No Angel: My Harrowing Undercover Journey to the Inner Circle of the Hells Angels by Jay Dobyns - Leaving no skull of his harrowing journey unturned, Dobyns befriends bad-ass bikers, meth-fueled "old ladies," gun fetishists, psycho-killer ex-cons, and even some of the "Filthy Few"–the elite of the Hells Angels who've committed extreme violence on behalf of their club. Eventually, at parties staged behind heavily armed security, he meets legendary club members such as Chuck Zito, Johnny Angel, and the godfather of all bikers, Ralph "Sonny" Barger. Reminiscent of Donnie Brasco's uncovering of the true Mafia, this is an eye-opening portrait of the world of bikers, the most in-depth since Hunter Thompson's seminal work, one that fully describes the seductive lure criminal camaraderie has for men who would otherwise be powerless outsiders. Here is all the nihilism, hate, and intimidation, but also the freedom–and, yes, brotherhood–of the only truly American form of organized crime.

Eco Barons: The Dreamers, Schemers, and Millionaires Who Are Saving Our Planet by Edward Humes - From Pulitzer Prize winner Edward Humes comes the story of the remarkable visionaries who have quietly dedicated their lives and their fortunes to saving the planet from ecological destruction. A groundbreaking account that is both revealing and inspiring, Eco Barons tells of the former fashion magnate and founder of Esprit who has saved more rainforests than any other person and of the college professor who patented the "car that can save the world," the plug-in hybrid.

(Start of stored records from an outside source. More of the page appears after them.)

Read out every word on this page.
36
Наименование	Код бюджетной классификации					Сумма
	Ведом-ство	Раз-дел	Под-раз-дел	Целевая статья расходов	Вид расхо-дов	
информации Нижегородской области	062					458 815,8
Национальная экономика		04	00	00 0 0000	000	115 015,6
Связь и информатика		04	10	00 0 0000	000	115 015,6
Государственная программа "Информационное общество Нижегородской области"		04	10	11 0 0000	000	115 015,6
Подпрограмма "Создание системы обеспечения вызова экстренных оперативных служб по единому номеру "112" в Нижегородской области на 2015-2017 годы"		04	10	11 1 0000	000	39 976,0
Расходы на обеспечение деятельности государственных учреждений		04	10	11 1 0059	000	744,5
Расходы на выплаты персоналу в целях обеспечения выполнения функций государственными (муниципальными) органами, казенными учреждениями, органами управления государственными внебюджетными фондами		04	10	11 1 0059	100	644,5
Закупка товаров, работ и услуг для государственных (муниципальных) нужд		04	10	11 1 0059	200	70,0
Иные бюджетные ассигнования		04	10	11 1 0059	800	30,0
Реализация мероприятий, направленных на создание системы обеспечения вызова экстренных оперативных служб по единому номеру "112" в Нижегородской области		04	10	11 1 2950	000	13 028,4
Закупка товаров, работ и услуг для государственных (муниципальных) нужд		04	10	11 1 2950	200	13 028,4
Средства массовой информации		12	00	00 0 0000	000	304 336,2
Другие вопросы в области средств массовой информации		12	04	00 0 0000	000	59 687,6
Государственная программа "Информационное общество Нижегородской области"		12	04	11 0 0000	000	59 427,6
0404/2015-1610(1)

There are the impoverished owl wranglers who founded the nation's most effective environmental group and forced a reluctant President George W. Bush to admit that humans cause global warming. And there is the former pool cleaner to Hollywood stars who became the guiding force behind a worldwide effort to reduce greenhouse gas emissions. At a time when there is no shortage of dire news about the environment, Eco Barons offers a story of hope, redemption, and promise—proof that one person with determination and vision can make a difference.